The crush and stampede last month outside Saudi Arabia's holy city of Mecca killed at least 1,399 people during the hajj pilgrimage, a new tally on Thursday showed, 630 more than the kingdom's official toll.
The Associated Press count of the dead from the worst tragedy to strike the hajj in a quarter-century comes as Saudi Arabia faces threats ranging from an Islamic State insurgency, a war in Yemen against Shiite rebels and weakening global oil prices gnawing away at its reserves.
Any disaster at the hajj, a pillar of Islamic faith, could be seen as a blow to the kingdom's cherished stewardship of Islam's holiest sites. This season saw two, including the September 11 collapse of a crane at Mecca's Grand Mosque that killed 111 people.
Saudi Arabia has been hesitant to release updated casualty figures from the September 24 stampede in Mina, even as hundreds remain missing.
"Discrediting the Saudi handling of the hajj undermines the kingdom's prestige and legitimacy across the Islamic world," Bruce Riedel, a former CIA officer who now runs the Washington-based Brookings Institution's intelligence project, wrote on one of the think tank's blog this week.
The AP count of the dead is based on tolls offered by 18 of the over 100 countries that took part in the hajj this year. Iran said it had 465 pilgrims killed, while Egypt lost 148 and Indonesia 120.

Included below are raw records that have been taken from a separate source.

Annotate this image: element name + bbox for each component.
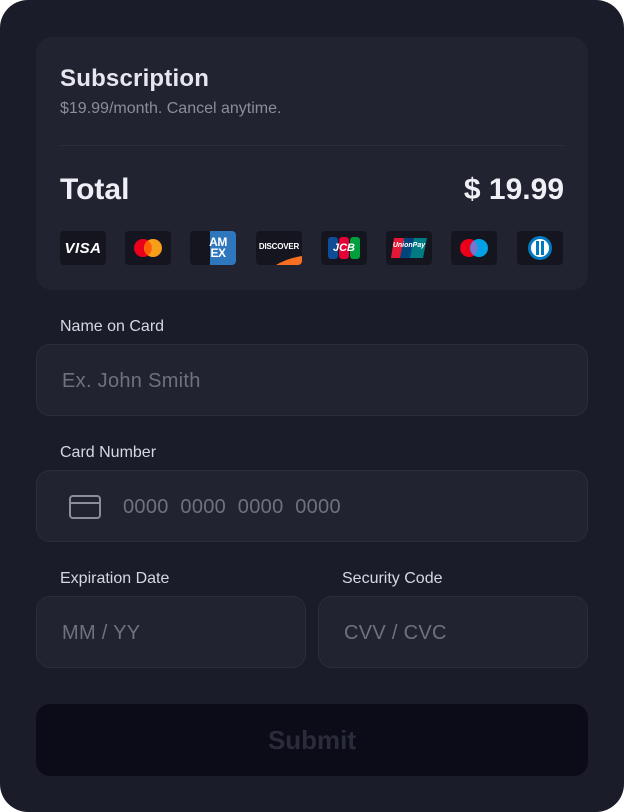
card-number-field[interactable] (36, 470, 588, 543)
amex-logo: AM EX (190, 231, 236, 265)
security-code-input[interactable] (342, 597, 561, 669)
divider (60, 145, 564, 146)
subscription-summary: Subscription $19.99/month. Cancel anytim… (36, 37, 588, 290)
card-number-input[interactable] (121, 471, 525, 543)
diners-club-logo (517, 231, 563, 265)
name-on-card-input[interactable] (60, 345, 504, 417)
total-label: Total (60, 173, 130, 206)
amex-text: AM EX (209, 235, 227, 260)
card-number-label: Card Number (60, 444, 157, 461)
discover-swoosh-icon (276, 256, 302, 265)
jcb-text: JCB (332, 242, 355, 254)
mastercard-logo (125, 231, 171, 265)
total-price: $ 19.99 (463, 173, 564, 206)
jcb-logo: JCB (321, 231, 367, 265)
maestro-logo (451, 231, 497, 265)
diners-club-icon (528, 236, 552, 260)
security-code-field[interactable] (318, 596, 588, 669)
name-on-card-field[interactable] (36, 344, 588, 417)
expiration-date-input[interactable] (60, 597, 279, 669)
maestro-icon (460, 239, 488, 257)
mastercard-icon (134, 239, 162, 257)
security-code-label: Security Code (342, 570, 443, 587)
expiration-date-label: Expiration Date (60, 570, 170, 587)
subscription-description: $19.99/month. Cancel anytime. (60, 100, 282, 117)
visa-text: VISA (64, 239, 102, 257)
discover-logo: DISCOVER (256, 231, 302, 265)
unionpay-text: UnionPay (392, 241, 426, 249)
card-brands: VISA AM EX DISCOVER JCB UnionPay (60, 231, 564, 265)
payment-card: Subscription $19.99/month. Cancel anytim… (0, 0, 624, 812)
credit-card-icon (69, 495, 101, 519)
subscription-title: Subscription (60, 65, 210, 92)
expiration-date-field[interactable] (36, 596, 306, 669)
visa-logo: VISA (60, 231, 106, 265)
unionpay-logo: UnionPay (386, 231, 432, 265)
submit-button[interactable]: Submit (36, 704, 588, 776)
name-on-card-label: Name on Card (60, 318, 165, 335)
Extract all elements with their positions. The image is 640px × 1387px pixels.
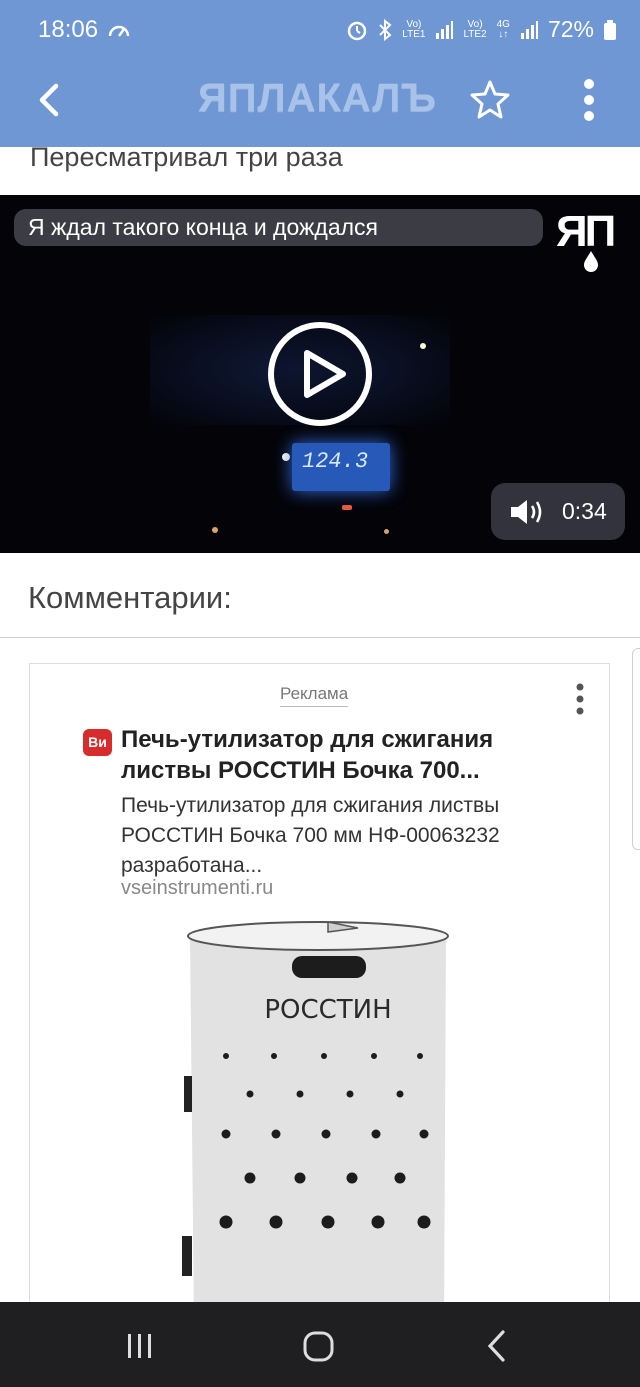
app-bar: 18:06 Vo) LTE1 Vo) LTE2 4G ↓↑ 72% ЯПЛАКА…	[0, 0, 640, 147]
video-duration: 0:34	[562, 498, 607, 524]
scrollbar-handle[interactable]	[632, 648, 640, 850]
home-icon[interactable]	[299, 1326, 339, 1366]
back-nav-icon[interactable]	[478, 1326, 518, 1366]
back-arrow-icon[interactable]	[30, 80, 70, 120]
product-brand: РОССТИН	[264, 995, 391, 1025]
play-icon[interactable]	[267, 321, 373, 427]
signal-sim1-icon	[436, 20, 454, 39]
video-light	[282, 453, 290, 461]
comments-heading: Комментарии:	[28, 580, 232, 615]
sim2-volte: Vo) LTE2	[463, 18, 487, 40]
site-logo[interactable]: ЯПЛАКАЛЪ	[198, 76, 437, 121]
barrel-image: РОССТИН	[182, 921, 449, 1324]
video-player[interactable]: 124.3 Я ждал такого конца и дождался ЯП …	[0, 195, 640, 553]
battery-percent: 72%	[547, 16, 594, 42]
more-vert-icon[interactable]	[570, 682, 590, 716]
signal-sim2-icon	[520, 20, 538, 39]
dashboard-reading: 124.3	[299, 449, 371, 474]
speed-gauge-icon	[108, 25, 130, 37]
video-caption: Я ждал такого конца и дождался	[14, 209, 543, 246]
toolbar: ЯПЛАКАЛЪ	[0, 62, 640, 147]
status-icons: Vo) LTE1 Vo) LTE2 4G ↓↑ 72%	[346, 16, 616, 43]
ad-domain[interactable]: vseinstrumenti.ru	[121, 877, 273, 900]
divider	[0, 637, 640, 638]
brand-badge: Ви	[83, 729, 112, 756]
ad-description: Печь-утилизатор для сжигания листвы РОСС…	[121, 794, 500, 877]
more-vert-icon[interactable]	[574, 78, 604, 122]
video-light	[384, 529, 389, 534]
system-nav-bar	[0, 1302, 640, 1387]
network-type: 4G ↓↑	[496, 18, 510, 40]
video-light	[342, 505, 352, 510]
status-time: 18:06	[38, 16, 99, 43]
volume-duration-control[interactable]: 0:34	[491, 483, 625, 540]
recent-apps-icon[interactable]	[120, 1326, 160, 1366]
video-light	[212, 527, 218, 533]
ad-label: Реклама	[280, 684, 349, 707]
bluetooth-icon	[379, 18, 392, 41]
ad-card[interactable]: Реклама Ви Печь-утилизатор для сжигания …	[29, 663, 610, 1324]
status-bar: 18:06 Vo) LTE1 Vo) LTE2 4G ↓↑ 72%	[0, 0, 640, 62]
star-icon[interactable]	[468, 78, 512, 122]
post-title: Пересматривал три раза	[30, 142, 343, 172]
ad-headline[interactable]: Печь-утилизатор для сжигания листвы РОСС…	[121, 724, 561, 786]
volume-icon[interactable]	[509, 497, 545, 527]
drop-icon	[584, 251, 598, 272]
alarm-icon	[348, 21, 367, 40]
video-light	[420, 343, 426, 349]
battery-icon	[604, 19, 616, 40]
product-image[interactable]: РОССТИН	[178, 916, 458, 1324]
sim1-volte: Vo) LTE1	[402, 18, 426, 40]
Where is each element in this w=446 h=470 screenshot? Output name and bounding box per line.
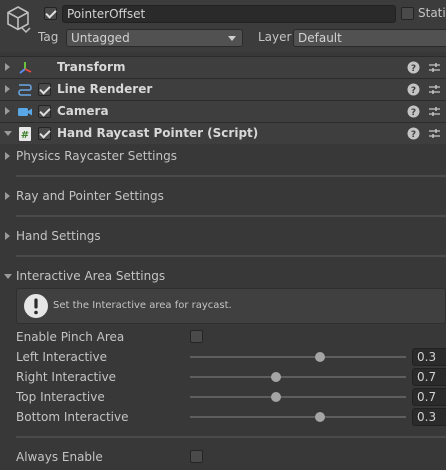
inspector-header: PointerOffset Static Tag Untagged Layer … — [0, 0, 446, 52]
top-interactive-label: Top Interactive — [16, 390, 105, 404]
foldout-title: Ray and Pointer Settings — [16, 189, 164, 203]
foldout-arrow-icon[interactable] — [5, 63, 10, 71]
section-divider — [16, 215, 446, 217]
layer-dropdown[interactable]: Default — [293, 29, 446, 47]
bottom-interactive-slider[interactable] — [190, 416, 406, 418]
component-transform[interactable]: Transform ? — [0, 56, 446, 78]
component-enabled-checkbox[interactable] — [38, 127, 51, 140]
info-icon — [24, 294, 48, 318]
camera-icon — [18, 108, 32, 116]
script-icon: # — [19, 127, 31, 141]
preset-settings-icon[interactable] — [428, 127, 441, 140]
preset-settings-icon[interactable] — [428, 83, 441, 96]
foldout-arrow-icon[interactable] — [4, 131, 12, 136]
component-title: Hand Raycast Pointer (Script) — [57, 126, 259, 140]
foldout-physics-raycaster-settings[interactable]: Physics Raycaster Settings — [0, 147, 446, 167]
component-enabled-checkbox[interactable] — [38, 105, 51, 118]
tag-label: Tag — [38, 30, 59, 44]
top-interactive-slider[interactable] — [190, 396, 406, 398]
static-label: Static — [418, 6, 446, 20]
component-title: Transform — [57, 60, 126, 74]
component-camera[interactable]: Camera ? — [0, 100, 446, 122]
bottom-interactive-value[interactable]: 0.3 — [412, 408, 446, 426]
section-divider — [16, 255, 446, 257]
static-checkbox[interactable] — [401, 7, 414, 20]
tag-value: Untagged — [71, 31, 130, 45]
layer-value: Default — [298, 31, 342, 45]
component-title: Camera — [57, 104, 109, 118]
foldout-arrow-icon[interactable] — [5, 232, 10, 240]
svg-text:?: ? — [411, 64, 416, 74]
help-icon[interactable]: ? — [407, 61, 420, 74]
bottom-interactive-label: Bottom Interactive — [16, 410, 129, 424]
slider-thumb[interactable] — [314, 412, 325, 422]
help-icon[interactable]: ? — [407, 105, 420, 118]
foldout-arrow-icon[interactable] — [5, 85, 10, 93]
section-divider — [16, 175, 446, 177]
help-text: Set the Interactive area for raycast. — [53, 300, 232, 311]
top-interactive-value[interactable]: 0.7 — [412, 388, 446, 406]
tag-dropdown[interactable]: Untagged — [66, 29, 243, 47]
svg-text:?: ? — [411, 130, 416, 140]
component-title: Line Renderer — [57, 82, 153, 96]
help-icon[interactable]: ? — [407, 127, 420, 140]
foldout-arrow-icon[interactable] — [5, 107, 10, 115]
left-interactive-value[interactable]: 0.3 — [412, 348, 446, 366]
foldout-arrow-icon[interactable] — [5, 152, 10, 160]
foldout-title: Interactive Area Settings — [16, 269, 166, 283]
foldout-hand-settings[interactable]: Hand Settings — [0, 227, 446, 247]
dropdown-arrow-icon — [228, 36, 236, 41]
right-interactive-slider[interactable] — [190, 376, 406, 378]
enable-pinch-area-label: Enable Pinch Area — [16, 330, 125, 344]
preset-settings-icon[interactable] — [428, 105, 441, 118]
enable-pinch-area-checkbox[interactable] — [190, 330, 203, 343]
svg-text:?: ? — [411, 108, 416, 118]
foldout-interactive-area-settings[interactable]: Interactive Area Settings — [0, 267, 446, 287]
foldout-arrow-icon[interactable] — [5, 192, 10, 200]
slider-thumb[interactable] — [271, 372, 282, 382]
always-enable-checkbox[interactable] — [190, 450, 203, 463]
left-interactive-slider[interactable] — [190, 356, 406, 358]
layer-label: Layer — [258, 30, 292, 44]
component-hand-raycast-pointer[interactable]: # Hand Raycast Pointer (Script) ? — [0, 122, 446, 144]
chevron-down-icon[interactable] — [21, 26, 31, 34]
object-name-field[interactable]: PointerOffset — [62, 5, 396, 23]
transform-icon — [19, 62, 32, 74]
section-divider — [16, 436, 446, 438]
preset-settings-icon[interactable] — [428, 61, 441, 74]
foldout-title: Physics Raycaster Settings — [16, 149, 177, 163]
slider-thumb[interactable] — [271, 392, 282, 402]
info-help-box: Set the Interactive area for raycast. — [16, 288, 446, 324]
slider-thumb[interactable] — [314, 352, 325, 362]
foldout-arrow-icon[interactable] — [4, 274, 12, 279]
always-enable-label: Always Enable — [16, 450, 103, 464]
foldout-title: Hand Settings — [16, 229, 101, 243]
component-enabled-checkbox[interactable] — [38, 83, 51, 96]
foldout-ray-and-pointer-settings[interactable]: Ray and Pointer Settings — [0, 187, 446, 207]
help-icon[interactable]: ? — [407, 83, 420, 96]
left-interactive-label: Left Interactive — [16, 350, 108, 364]
component-line-renderer[interactable]: Line Renderer ? — [0, 78, 446, 100]
line-renderer-icon — [18, 84, 32, 96]
svg-text:?: ? — [411, 86, 416, 96]
right-interactive-label: Right Interactive — [16, 370, 117, 384]
active-checkbox[interactable] — [44, 7, 57, 20]
svg-text:#: # — [21, 130, 29, 141]
right-interactive-value[interactable]: 0.7 — [412, 368, 446, 386]
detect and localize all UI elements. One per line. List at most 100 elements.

Others include Nigeria with 99, Pakistan with 89, India with 81, Mali with 70, Bangladesh with 63, Senegal with 54, Benin with 51, Cameroon with 42, Ethiopia with 31, Morocco with 27, Algeria with 25, Ghana with 12, Chad with 11, Kenya with eight and Turkey with three.
Saudi officials have said their official figure of 769 killed and 934 injured remains accurate, though an investigation into the causes of the tragedy is ongoing and authorities have not updated the casualty toll since Sept. 26, two days after the disaster. Authorities have said the crush and stampede occurred when two waves of pilgrims converged on a narrow road, causing hundreds of people to suffocate or be trampled to death.
Shiite power Iran, Sunni Saudi Arabia's Mideast rival, has blamed the disaster on the kingdom's "mismanagement" and accused Riyadh of a cover-up, saying the real death toll exceeds 4,700, without providing evidence to support the claim.
Iran has called for an independent body to take over planning and administering the five-day hajj pilgrimage, required of all able Muslims once in their lifetimes. But the ruling Al Saud family likely would never give up its role in administering the holy sites, which along with Saudi Arabia's oil wealth gives it major influence in the Muslim world. King Salman himself is known as the custodian of the two holy mosques.
The dispute comes as Saudi Arabia leads a coalition in Yemen's civil war targeting Shiite rebels known as Houthis, who have backing from Iran.
Meanwhile, the kingdom has suffered gun and bomb attacks by an affiliate of the extremist Islamic State group, which holds a third of Iraq and Syria in its self-declared "caliphate." Like al Qaida before it, the Islamic State group opposes the Saudi royal family's control over the holy sites, especially as Saudi Arabia is a member of the US-led coalition targeting the militant group in air strikes.
With hundreds missing, a final death toll remains in question, even as the latest count brings the number of dead even closer to the deadliest disaster to ever strike the hajj - a stampede in 1990 that killed 1,426 people.
Recent Indian documents on the Mina disaster refer to at least 2,046 photographs of the dead, though its consular officials say some bodies were photographed multiple times.
Indonesia's religious affairs minister, Lukman Hakim Saifuddin, said Thursday his country's diplomats have seen more than 2,000 photos purportedly of dead from the disaster, without elaborating.
Fawaz Gerges, a Middle East expert at the London School of Economics, said bureaucratic confusion may be partly to blame for the discrepancies in death counts because there was not one centralized place that the dead and injured were taken.
But, he said, political considerations were also likely a factor, adding: "It's bad news, and you want to sweep bad news under the rug."
"The Saudi kingdom should come out and provide a tally. Transparency is the most powerful card that they have," he said.
"This speaks a great deal about the anxiety and political sensitivity that Saudi officials feel."